L’Amérique latine compte 826 peuples indigènes, pour une population d’environ 50 millions d’habitants, soit 8 % de la population totale, et l’on estime que 200 autres vivent dans un isolement volontaire. Dans ce contexte, depuis l’arrivée du mouvement des Focolari sur ces terres, l’accent a été mis sur la recherche du dialogue entre les personnes et les groupes appartenant aux trois grandes matrices culturelles qui composent la région : les cultures originelles du continent américain, les cultures hispano-portugaise-française et les cultures africaines des peuples qui ont été amenés aux Amériques. Les nombreux membres du Mouvement qui appartiennent à ces groupes ethniques en sont la preuve.
Une centaine de personnes, représentant presque tous les pays d’Amérique latine et des Caraïbes, se sont réunies à Atuntaqui, au nord de l’Équateur, du 1er au 4 mai 2025, pour participer au « Rimarishun », une expérience d’interculturalité basée sur un exercice de dialogue entre la cosmovision andine et caribéenne des peuples indigènes et le charisme de l’Unité. Cet espace est né il y a quelques années en Équateur et s’étend progressivement à tous les pays d’Amérique latine.
«« Nous sommes conscients de la douleur qui, tout au long de l’histoire, a marqué nos relations en tant que Latino-Américains » – expliquent-ils – en raison du racisme et de la séparation qui ont entravé la relation symétrique entre les cultures et ont conduit à la rupture des relations entre les personnes de différents groupes culturels, donnant lieu à des relations sociales injustes. C’est pourquoi, en Équateur, en 2017, nous avons commencé un chemin de fraternité, que nous appelons en langue quichwa « Rimarishun » (dialoguons), en faisant de l’interculturalité une option de vie et en utilisant le dialogue fraternel comme méthode. » .»

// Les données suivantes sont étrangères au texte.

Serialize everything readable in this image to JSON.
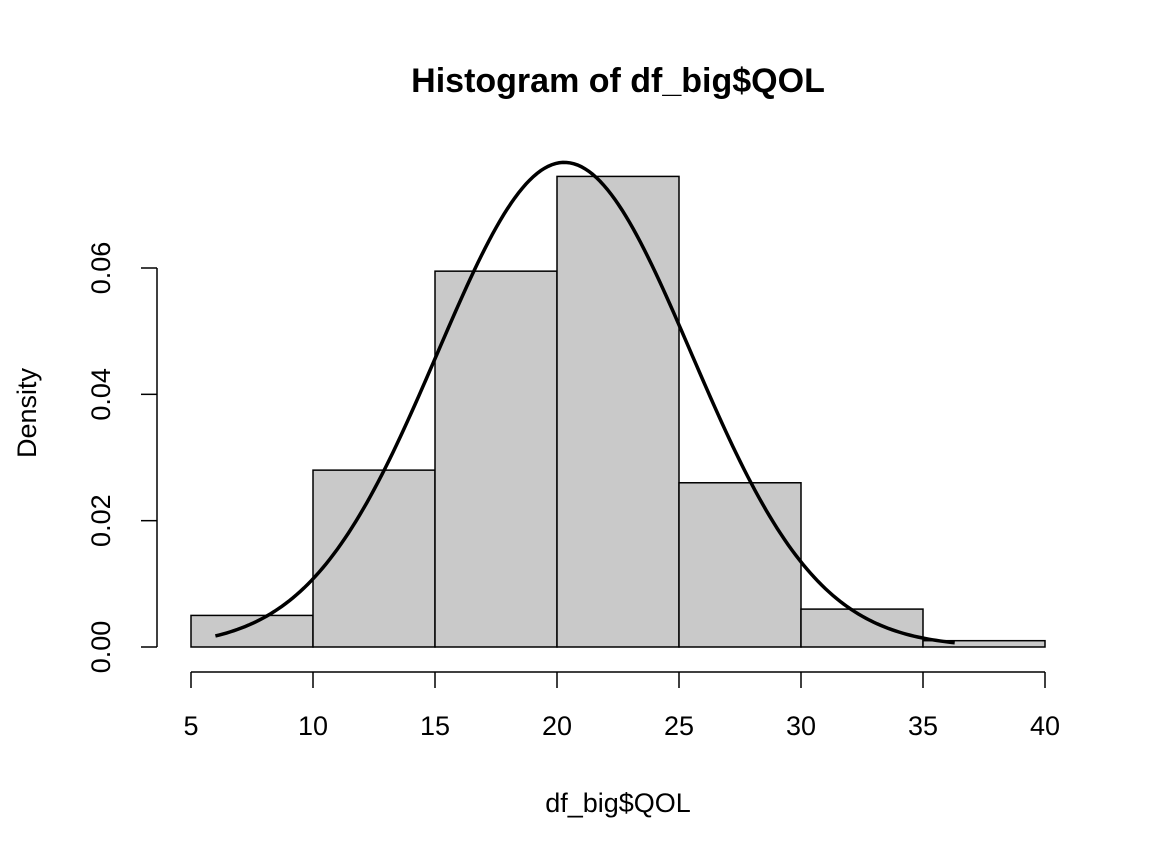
{
  "chart_data": {
    "type": "bar",
    "subtype": "histogram",
    "title": "Histogram of df_big$QOL",
    "xlabel": "df_big$QOL",
    "ylabel": "Density",
    "bins": [
      {
        "from": 5,
        "to": 10,
        "density": 0.005
      },
      {
        "from": 10,
        "to": 15,
        "density": 0.028
      },
      {
        "from": 15,
        "to": 20,
        "density": 0.0595
      },
      {
        "from": 20,
        "to": 25,
        "density": 0.0745
      },
      {
        "from": 25,
        "to": 30,
        "density": 0.026
      },
      {
        "from": 30,
        "to": 35,
        "density": 0.006
      },
      {
        "from": 35,
        "to": 40,
        "density": 0.001
      }
    ],
    "x_ticks": [
      5,
      10,
      15,
      20,
      25,
      30,
      35,
      40
    ],
    "x_tick_labels": [
      "5",
      "10",
      "15",
      "20",
      "25",
      "30",
      "35",
      "40"
    ],
    "y_ticks": [
      0,
      0.02,
      0.04,
      0.06
    ],
    "y_tick_labels": [
      "0.00",
      "0.02",
      "0.04",
      "0.06"
    ],
    "xlim": [
      5,
      40
    ],
    "ylim": [
      0,
      0.06
    ],
    "overlay_curve": {
      "type": "normal-density",
      "mean": 20.3,
      "sd": 5.2,
      "x_range": [
        6,
        36.3
      ]
    },
    "bar_fill": "#c9c9c9",
    "grid": false,
    "legend": "none"
  }
}
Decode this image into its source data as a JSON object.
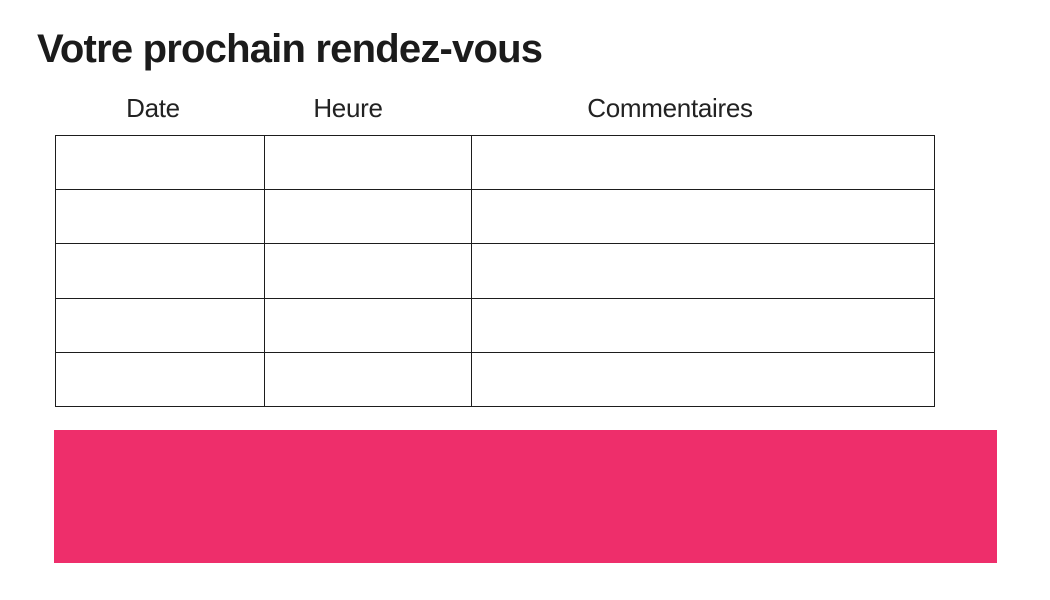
{
  "page": {
    "title": "Votre prochain rendez-vous",
    "background": "#ffffff"
  },
  "appointment_table": {
    "headers": [
      "Date",
      "Heure",
      "Commentaires"
    ],
    "rows": [
      [
        "",
        "",
        ""
      ],
      [
        "",
        "",
        ""
      ],
      [
        "",
        "",
        ""
      ],
      [
        "",
        "",
        ""
      ],
      [
        "",
        "",
        ""
      ]
    ]
  },
  "banner": {
    "color": "#EE2E6B",
    "text": ""
  },
  "colors": {
    "title_text": "#1b1b1b",
    "header_text": "#222222",
    "table_border": "#1d1d1d",
    "accent_pink": "#EE2E6B"
  }
}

Le congrès, conçu comme un voyage, un « pèlerinage » vital, a commencé par le déplacement des participants vers la communauté quichua de Gualapuro. Il est apparu immédiatement que l’objectif était de créer des espaces interculturels qui jettent des ponts entre des groupes de peuples, de nationalités ou de cultures différentes, où il est fondamental de rencontrer l’autre, de l’accueillir et de s’occuper de lui en tant que frère et sœur. Manuel Lema, de la communauté Quichua, a accueilli les participants sous une grande tente dressée pour l’occasion : « Nous pouvons générer une façon différente de penser, de voir le monde de différentes manières, mais, en même temps, être un ». Jesús Morán, coprésident du mouvement des Focolari, arrivé d’Italie pour participer au congrès avec un petit groupe du conseil général des Focolari et porteur des salutations de la présidente Margaret Karram, a ajouté : « Nous sommes en train de construire quelque chose de nouveau. Face à une société sur-développée, nous découvrons ici une sagesse plus profonde qui nous vient des peuples autochtones ». .» Tout le monde est donc monté sur la colline pour participer au « Guatchacaram », le rituel d’action de grâce à la Terre Mère. Plus tard, après avoir partagé le déjeuner, tout est devenu un moment de célébration exprimant la fraternité : musique, danse. À la fin de la journée, quelques arbres ont été plantés en mémoire de ceux qui ont donné l’impulsion à ce dialogue et qui ne sont plus parmi nous, dont un dédié au pape François.
Une autre étape de ce voyage a été la visite de la maison de l’évêque Leonidas Proaño (1910-1988), « l’apôtre des Indiens ». Son dévouement pour les peuples indigènes les plus pauvres et les plus exploités est un exemple fort d’interculturalité. C’est dans cet environnement qu’ont commencé à se développer les « mingas », des groupes de réflexion et d’action commune, qui considèrent la réciprocité comme le principe central de la relation, sur divers sujets : économie, écologie, éducation, spiritualité, culture, racisme.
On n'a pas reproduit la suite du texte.